Pour les trois premiers quarts de ce drame biographique, les artisans empruntent une approche qui, parfois, s'apparente à celle d'un téléfilm. Un épisode plus sombre ayant été révélé par les médias au lendemain de l'exploit, le récit évoque aussi, à la faveur d'une thérapie à laquelle s'est soumise le commandant héroïque, les années de jeunesse en multipliant les allers-retours dans la vie de ce dernier. Maxime LeFlaguais incarne, jeune, le personnage auquel son père, Michel Côté (toujours excellent), prête ses traits. Présence solide du jeune acteur dans un tout premier rôle à l'écran.

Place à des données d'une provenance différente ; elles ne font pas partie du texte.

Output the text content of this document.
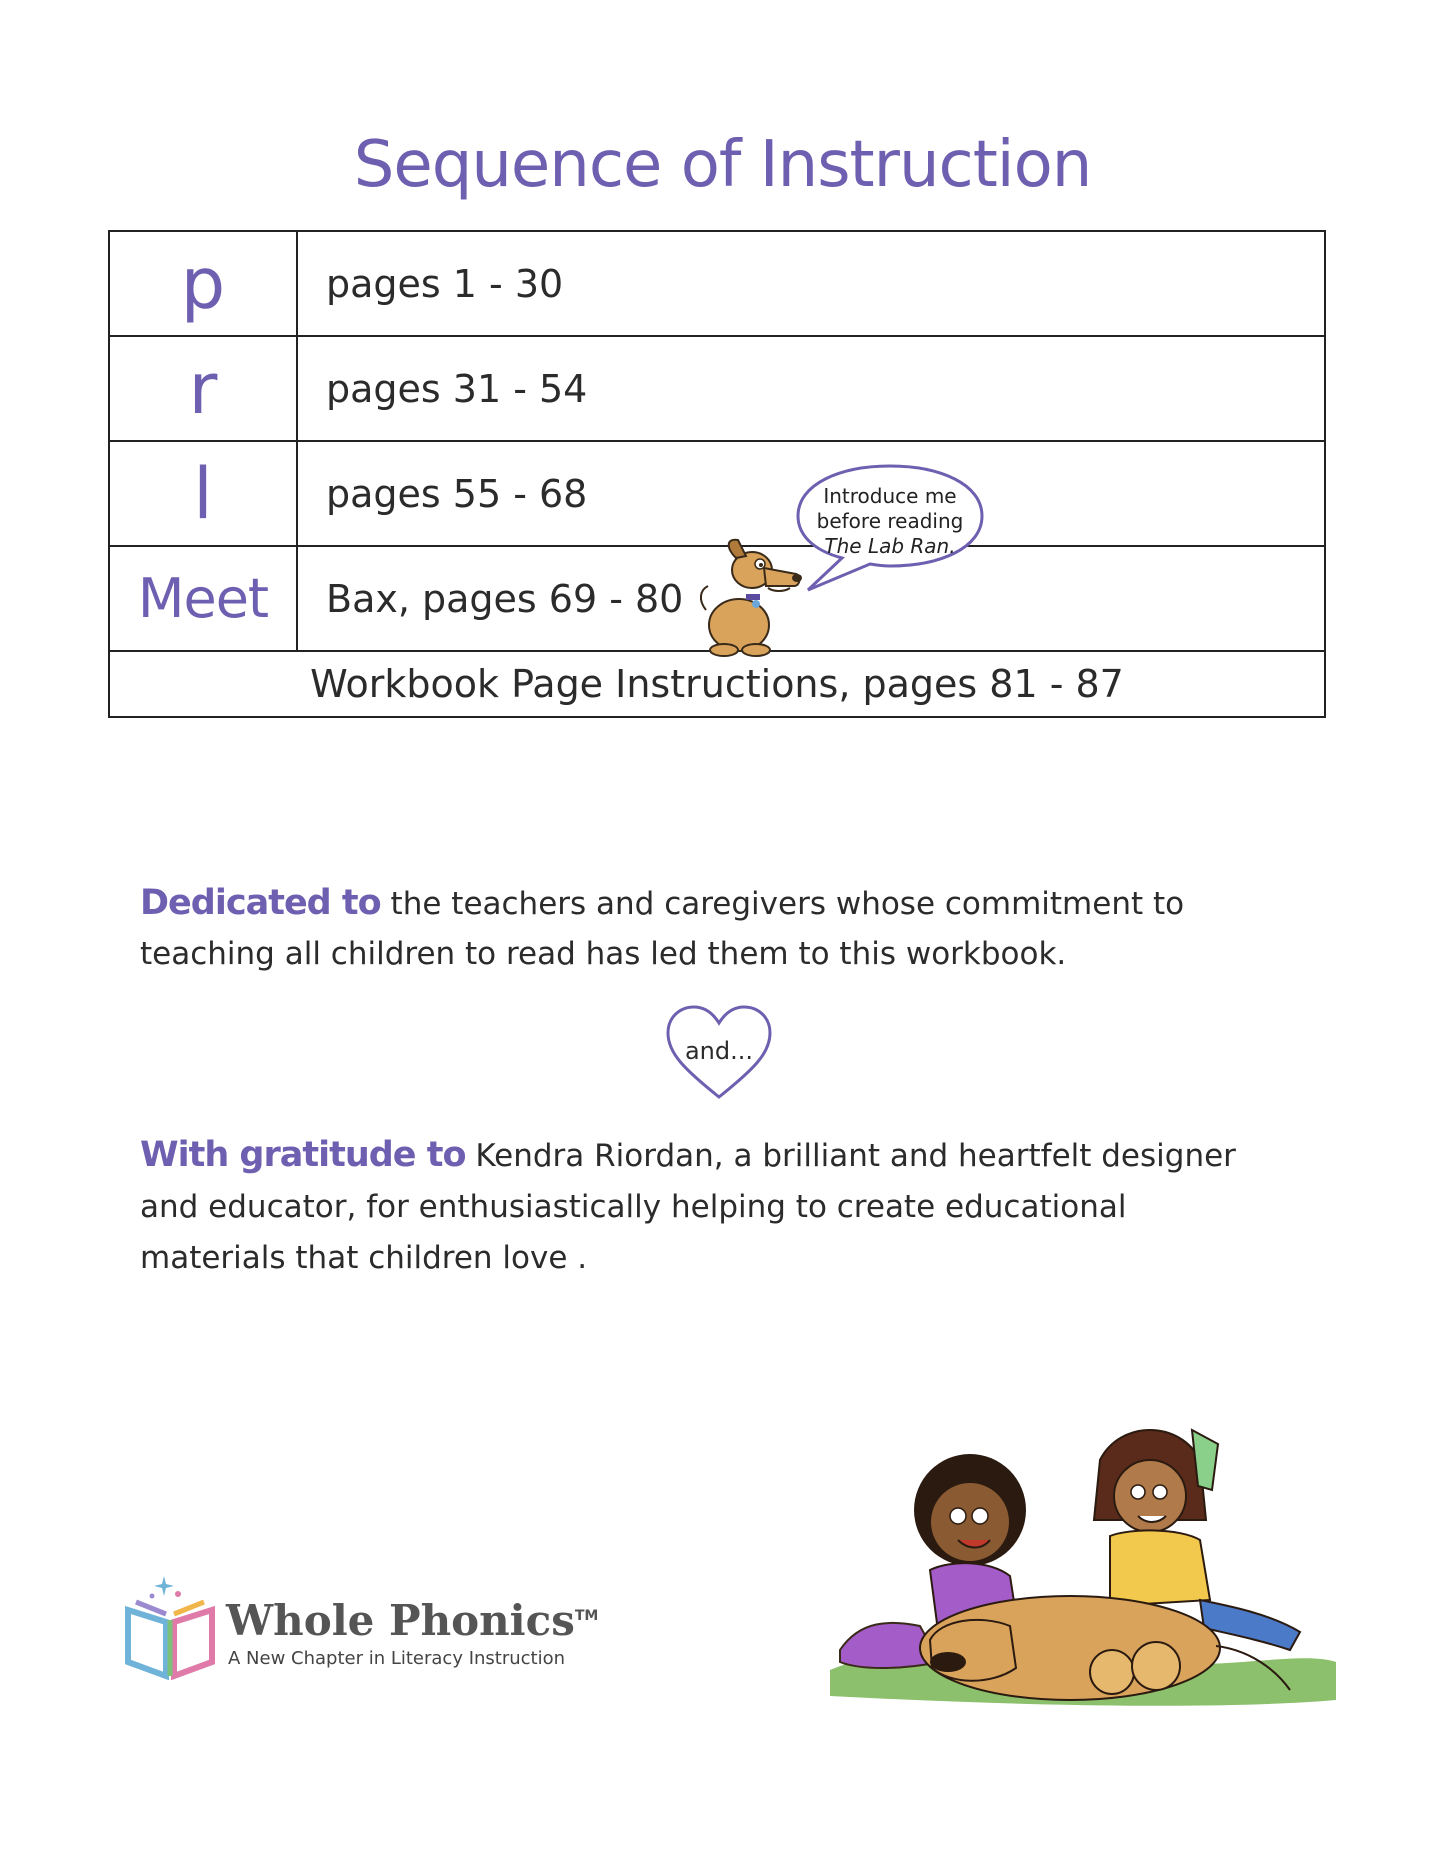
Sequence of Instruction
p	pages 1 - 30
r	pages 31 - 54
l	pages 55 - 68
Meet	Bax, pages 69 - 80
Workbook Page Instructions, pages 81 - 87	
Introduce me
before reading
The Lab Ran.
Dedicated to the teachers and caregivers whose commitment to teaching all children to read has led them to this workbook.
and...
With gratitude to Kendra Riordan, a brilliant and heartfelt designer and educator, for enthusiastically helping to create educational materials that children love .
Whole Phonics™
A New Chapter in Literacy Instruction
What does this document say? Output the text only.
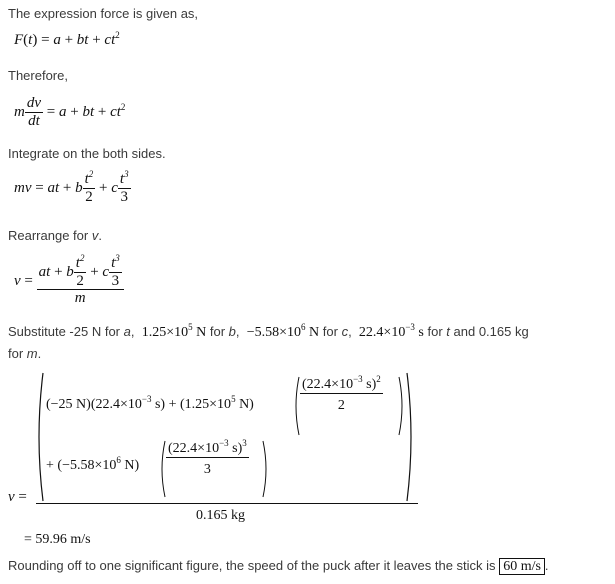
The expression force is given as,
F(t) = a + bt + $ct^2$
Therefore,
m $\frac{dv}{dt} = a$ + bt + $ct^2$
Integrate on the both sides.
mv = at + b $\frac{t^2}{2} + c \frac{t^3}{3}$
Rearrange for v.
$v = \frac{at + b \frac{t^2}{2} + c \frac{t^3}{3}}{m}$
Substitute -25 N for a,  $1.25\times 10^5$ N for b,  $-5.58\times 10^6$ N for c,  $22.4\times 10^{-3}$ s for t and 0.165 kg
for m.
v =
(−25 $N)(22.4\times 10^{-3}$ $s) + (1.25\times 10^5$ N)	$\frac{(22.4\times 10^{-3} s)^2}{2}$
+ ($-5.58\times 10^6$ $N) \frac{(22.4\times 10^{-3} s)^3}{3}$
0.165 kg
= 59.96 m/s
Rounding off to one significant figure, the speed of the puck after it leaves the stick is 60 m/s .
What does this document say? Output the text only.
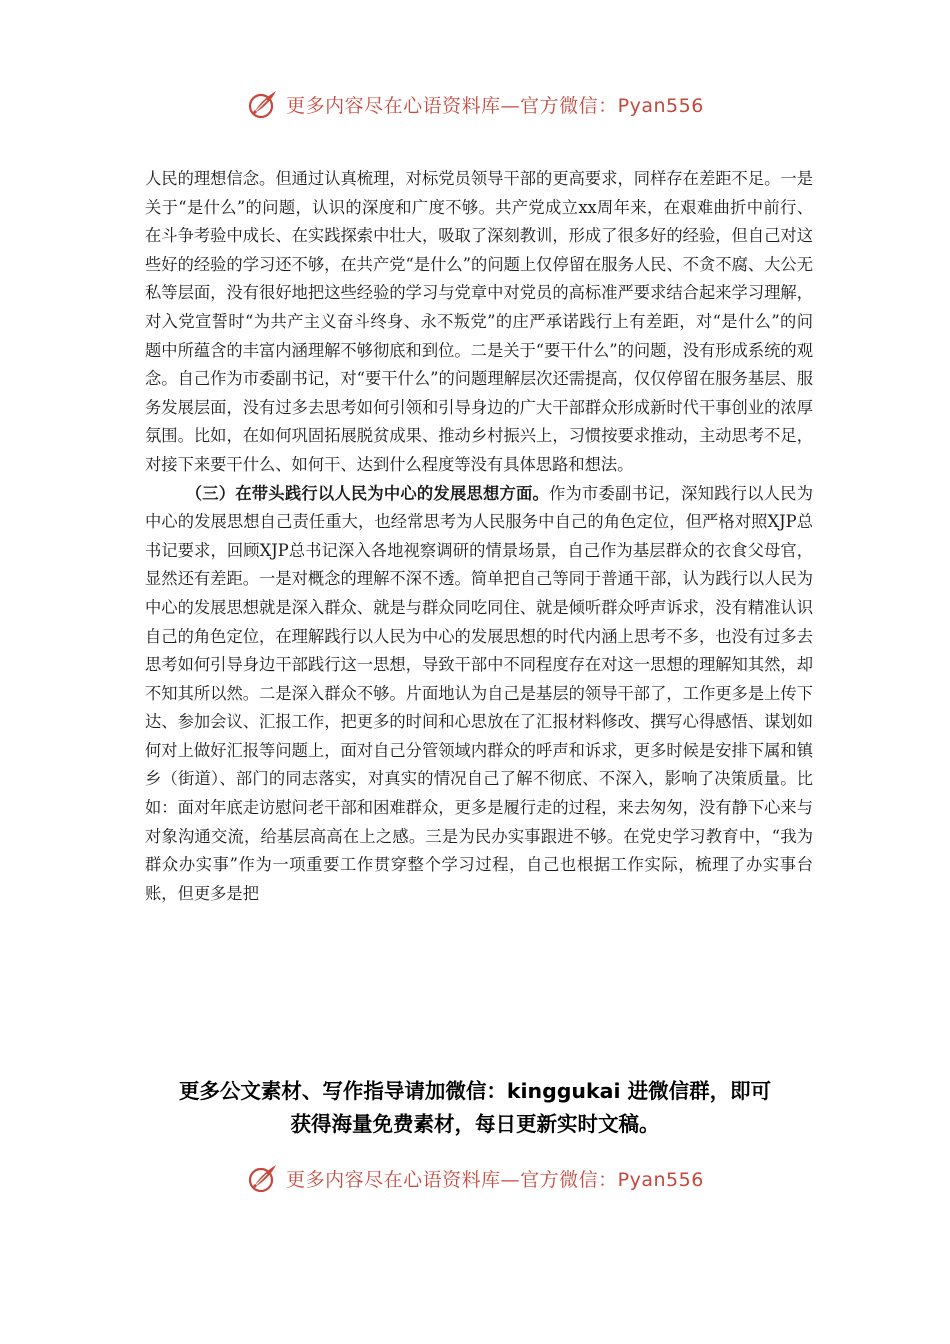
更多内容尽在心语资料库—官方微信：Pyan556

人民的理想信念。但通过认真梳理，对标党员领导干部的更高要求，同样存在差距不足。一是关于“是什么”的问题，认识的深度和广度不够。共产党成立xx周年来，在艰难曲折中前行、在斗争考验中成长、在实践探索中壮大，吸取了深刻教训，形成了很多好的经验，但自己对这些好的经验的学习还不够，在共产党“是什么”的问题上仅停留在服务人民、不贪不腐、大公无私等层面，没有很好地把这些经验的学习与党章中对党员的高标准严要求结合起来学习理解，对入党宣誓时“为共产主义奋斗终身、永不叛党”的庄严承诺践行上有差距，对“是什么”的问题中所蕴含的丰富内涵理解不够彻底和到位。二是关于“要干什么”的问题，没有形成系统的观念。自己作为市委副书记，对“要干什么”的问题理解层次还需提高，仅仅停留在服务基层、服务发展层面，没有过多去思考如何引领和引导身边的广大干部群众形成新时代干事创业的浓厚氛围。比如，在如何巩固拓展脱贫成果、推动乡村振兴上，习惯按要求推动，主动思考不足，对接下来要干什么、如何干、达到什么程度等没有具体思路和想法。

（三）在带头践行以人民为中心的发展思想方面。作为市委副书记，深知践行以人民为中心的发展思想自己责任重大，也经常思考为人民服务中自己的角色定位，但严格对照XJP总书记要求，回顾XJP总书记深入各地视察调研的情景场景，自己作为基层群众的衣食父母官，显然还有差距。一是对概念的理解不深不透。简单把自己等同于普通干部，认为践行以人民为中心的发展思想就是深入群众、就是与群众同吃同住、就是倾听群众呼声诉求，没有精准认识自己的角色定位，在理解践行以人民为中心的发展思想的时代内涵上思考不多，也没有过多去思考如何引导身边干部践行这一思想，导致干部中不同程度存在对这一思想的理解知其然，却不知其所以然。二是深入群众不够。片面地认为自己是基层的领导干部了，工作更多是上传下达、参加会议、汇报工作，把更多的时间和心思放在了汇报材料修改、撰写心得感悟、谋划如何对上做好汇报等问题上，面对自己分管领域内群众的呼声和诉求，更多时候是安排下属和镇乡（街道）、部门的同志落实，对真实的情况自己了解不彻底、不深入，影响了决策质量。比如：面对年底走访慰问老干部和困难群众，更多是履行走的过程，来去匆匆，没有静下心来与对象沟通交流，给基层高高在上之感。三是为民办实事跟进不够。在党史学习教育中，“我为群众办实事”作为一项重要工作贯穿整个学习过程，自己也根据工作实际，梳理了办实事台账，但更多是把

更多公文素材、写作指导请加微信：kinggukai 进微信群，即可
获得海量免费素材，每日更新实时文稿。
更多内容尽在心语资料库—官方微信：Pyan556
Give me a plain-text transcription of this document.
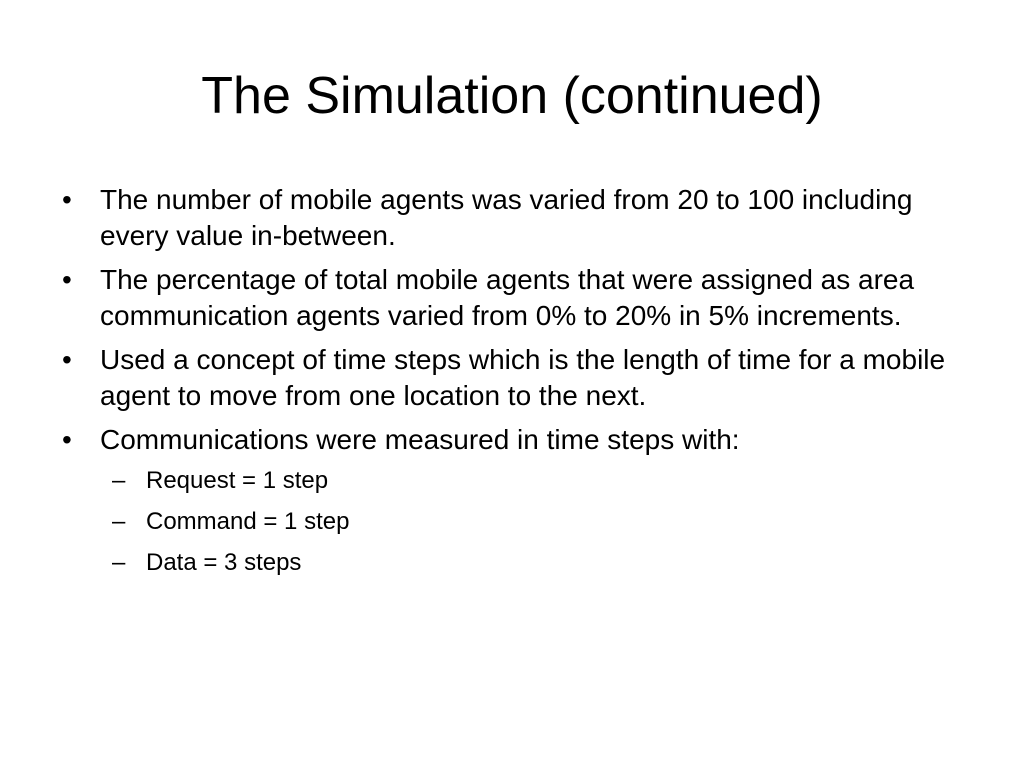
The Simulation (continued)
•	The number of mobile agents was varied from 20 to 100 including every value in-between.
•	The percentage of total mobile agents that were assigned as area communication agents varied from 0% to 20% in 5% increments.
•	Used a concept of time steps which is the length of time for a mobile agent to move from one location to the next.
•	Communications were measured in time steps with:
– Request = 1 step
– Command = 1 step
– Data = 3 steps
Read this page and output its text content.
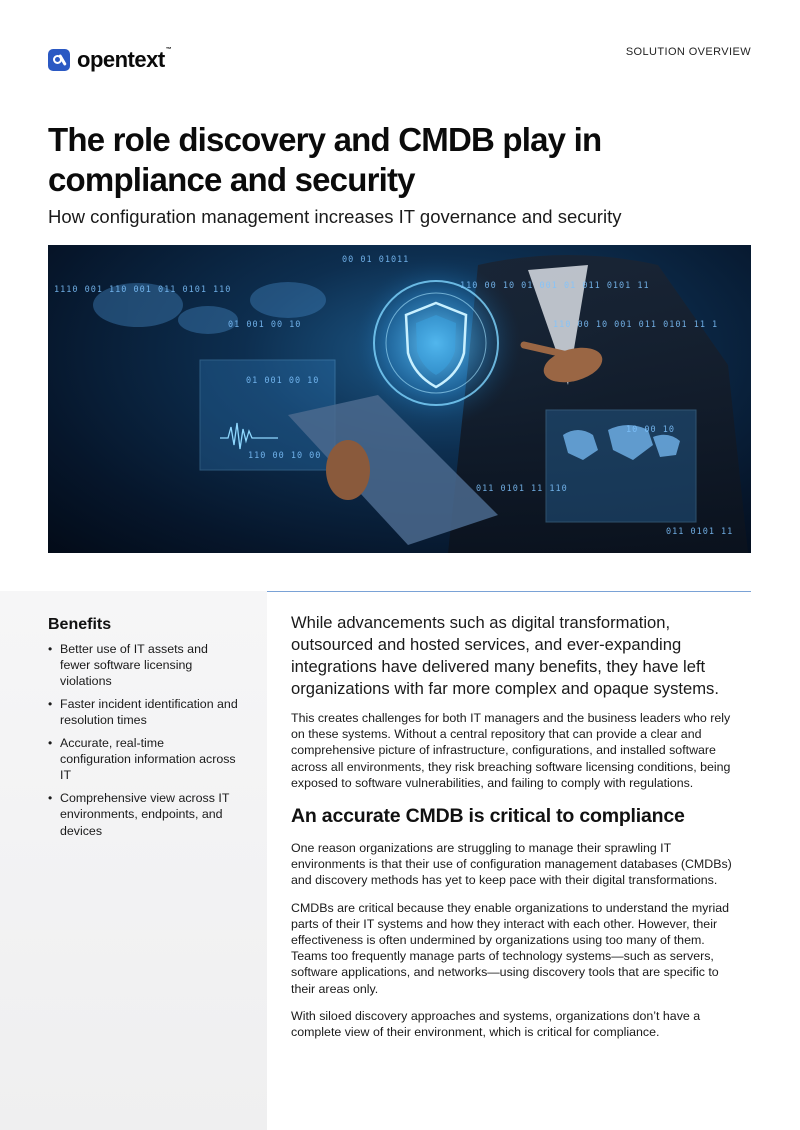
opentext™	SOLUTION OVERVIEW
The role discovery and CMDB play in compliance and security
How configuration management increases IT governance and security
1110 001 110 001 011 0101 110
00 01 01011
110 00 10 01 001 01 011 0101 11
01 001 00 10	110 00 10 001 011 0101 11 1
01 001 00 10
110 00 10 00
10 00 10
011 0101 11 110
011 0101 11
Benefits
• Better use of IT assets and fewer software licensing violations
• Faster incident identification and resolution times
• Accurate, real-time configuration information across IT
• Comprehensive view across IT environments, endpoints, and devices

While advancements such as digital transformation, outsourced and hosted services, and ever-expanding integrations have delivered many benefits, they have left organizations with far more complex and opaque systems.

This creates challenges for both IT managers and the business leaders who rely on these systems. Without a central repository that can provide a clear and comprehensive picture of infrastructure, configurations, and installed software across all environments, they risk breaching software licensing conditions, being exposed to software vulnerabilities, and failing to comply with regulations.

An accurate CMDB is critical to compliance

One reason organizations are struggling to manage their sprawling IT environments is that their use of configuration management databases (CMDBs) and discovery methods has yet to keep pace with their digital transformations.

CMDBs are critical because they enable organizations to understand the myriad parts of their IT systems and how they interact with each other. However, their effectiveness is often undermined by organizations using too many of them. Teams too frequently manage parts of technology systems—such as servers, software applications, and networks—using discovery tools that are specific to their areas only.

With siloed discovery approaches and systems, organizations don’t have a complete view of their environment, which is critical for compliance.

De façon parfois appuyée, avec des dialogues un peu creux, on insiste alors sur le caractère irresponsable du jeune père de famille, la drague, les soirées de beuverie, le problème d'alcool. L'épisode évoquant le séjour en prison dans l'État de la Géorgie, forcément concentré, frôle la caricature. L'idée d'utiliser la thérapie comme fil conducteur se défend, mais son exécution manque de finesse par moments.
Pour tout dire, le «vrai» film commence environ une trentaine de minutes avant la fin. C'est là que se met en place la reconstitution du vol dramatique dont l'atterrissage d'urgence aux Açores s'est fait en vol plané, sans essence, dans un climat de tension extrême. La séquence est rien de moins qu'admirable. Un genre de tour de force qui rappelle celui qu'avait réussi Paul Greengrass avec United 93, même si les circonstances ne sont pas du tout les mêmes.
De la chef de cabine qui doit annoncer aux 293 passagers qu'il est temps de se préparer à un amerrissage, jusqu'au pilote de cet Airbus 330 anarchique laissé au bon vouloir des vents, en passant par le premier officier qui n'y croit plus et les passagers en état de choc, la reconstitution est saisissante.
Archambault et son monteur Yvann Thibaudeau ont fait preuve d'habileté dans la réalisation de cette séquence, tellement réaliste que le spectateur en oublie qu'il est au cinéma. Mention honorable aussi à Ronald Plante pour la direction photo.
Dommage que l'envolée ne soit pas à l'image de cet extraordinaire atterrissage. Mais quand tout le monde est sain et sauf à l'arrivée, on se dit que le voyage en a quand même valu la peine.
Piché - Entre ciel et terre
Drame biographique réalisé par Sylvain Archambault. Avec Michel Côté, Maxime LeFlaguais, Sophie Prégent, Normand D'Amour. 1 h47.
Héros national à la suite d'un sauvetage spectaculaire aux Açores, le commandant Robert Piché voit son passé étalé sur la place publique.
Le dernier acte, remarquable, rachète un départ plus problématique.